On the second day after I arrived in Delhi, I managed to get a SIM card. This was fairly straightforward: I only needed a photocopy of my passport and two passport-sized photos (the store took them for me), and the address where I live (in India). Just in case you didn't know, I don't live in India. So, I had planned to get AirTel, but the owner of the little hole-in-the-wall shop advised me that I'd be better off with iDEA, because AirTel attempts to verify your address a week after you purchase a SIM. Since I'm not staying at any hotel for more than a couple days, that might be a problem. I guess IDEA doesn't do that. Dunno. In any case, I got a SIM card for Rs 99, and paid Rs 500 for Rs 350 worth of "talk time".

I was advised that I could get a Rs 20 / day unlimited data plan if I called customer service, and I left. Later that night I attempted to call customer service. Unfortunately, this was an automated menu system, with prompts only in Hindi.

Now mind you, the packet the SIM card came with is bilingual: English and Hindi. The page telling me what number to dial to reach customer service was in English. Every representative I ended up talking to spoke English to some degree or other. But the menu system was only in Hindi. One of the people I'm traveling with speaks a bit of Hindi, so I wasn't even totally helpless. But even so, we had a lot of trouble figuring out the proper menu choices. So the first representative we spoke to said that it was the wrong department (I think it was the postpaid customer support), and when we enquired how to access the correct people, since the Hindi was somewhat of an issue, he said "oh you just press 1 for English in the menu" and hung up. Which was false. Eventually, I managed 1-1-9 to get to a human who didn't hang up.

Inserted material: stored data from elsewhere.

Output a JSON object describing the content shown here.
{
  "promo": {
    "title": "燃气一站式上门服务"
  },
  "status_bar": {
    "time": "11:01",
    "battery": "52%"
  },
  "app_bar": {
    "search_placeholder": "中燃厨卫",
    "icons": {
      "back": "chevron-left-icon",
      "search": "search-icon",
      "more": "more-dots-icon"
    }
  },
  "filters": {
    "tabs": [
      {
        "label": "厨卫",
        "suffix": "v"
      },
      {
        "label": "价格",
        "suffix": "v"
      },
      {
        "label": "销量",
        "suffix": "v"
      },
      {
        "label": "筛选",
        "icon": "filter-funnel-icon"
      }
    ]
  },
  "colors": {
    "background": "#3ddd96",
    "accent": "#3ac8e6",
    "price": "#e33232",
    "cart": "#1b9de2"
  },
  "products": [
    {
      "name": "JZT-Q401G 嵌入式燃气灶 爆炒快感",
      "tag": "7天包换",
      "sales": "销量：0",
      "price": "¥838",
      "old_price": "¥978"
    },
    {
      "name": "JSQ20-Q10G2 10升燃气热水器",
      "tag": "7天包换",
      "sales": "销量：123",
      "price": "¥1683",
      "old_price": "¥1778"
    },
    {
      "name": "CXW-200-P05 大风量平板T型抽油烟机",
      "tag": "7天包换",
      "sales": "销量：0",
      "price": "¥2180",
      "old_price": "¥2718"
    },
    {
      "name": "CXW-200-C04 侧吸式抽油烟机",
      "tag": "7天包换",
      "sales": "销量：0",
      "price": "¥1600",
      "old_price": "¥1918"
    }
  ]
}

Success! And it turned out I just had to SMS "ACTNET20" to 12345. What he didn't tell me was that it would take a day and a half to go through. Wasted about Rs150 on non-unlimited data before that actually went through. Oh well.

India

I've been in India now for a week with my whole family and most of my wife's family too. It's my first time visiting, and it's quite exciting. We arrived in Delhi with about 5ft visibility on the ground, had a whirlwind tour of Delhi, Udaipur, Jaipur, Ranthambhore, and Agra. Of course we saw all the staples: Qutub Minar, Humayun's tomb, Udaipur City Palace, Amer Fort, Janthur Manthur (quite an amazing Astronomical Observatory), went on a tiger safari (but didn't see any tigers), and of course saw the Taj Mahal.

They were all really neat and fun to visit, but I'm not going to write about all that standard touristy stuff. Instead, I'll note a few things that intrigued me.

In the following, it may be useful to keep in mind that Rs 50 (INR) is approximately $1 (USD), So, Rs 1000 is $20.

Firstly, the driving. It is crazy. The roads are one-and-a-half lanes wide, and we are in a small bus, barreling down the road honking every few minutes to let vehicles know we are going to pass or to tell oncoming vehicles not to hit us. And I use the term vehicles rather loosely. This covers anything from dogs, donkeys, cows, horses, camels, humans, bicycles, motorcycles, rickshaws, cars, busses, trucks, and in some places, even 18-wheelers. All sharing a narrow road passing eachother frequently.

Depending on the city, traffic lights seem to be entirely advisory. In Delhi, they were followed, but in Agra, I can't say I could figure out how to tell which lights were to be stopped at and which were to be ignored.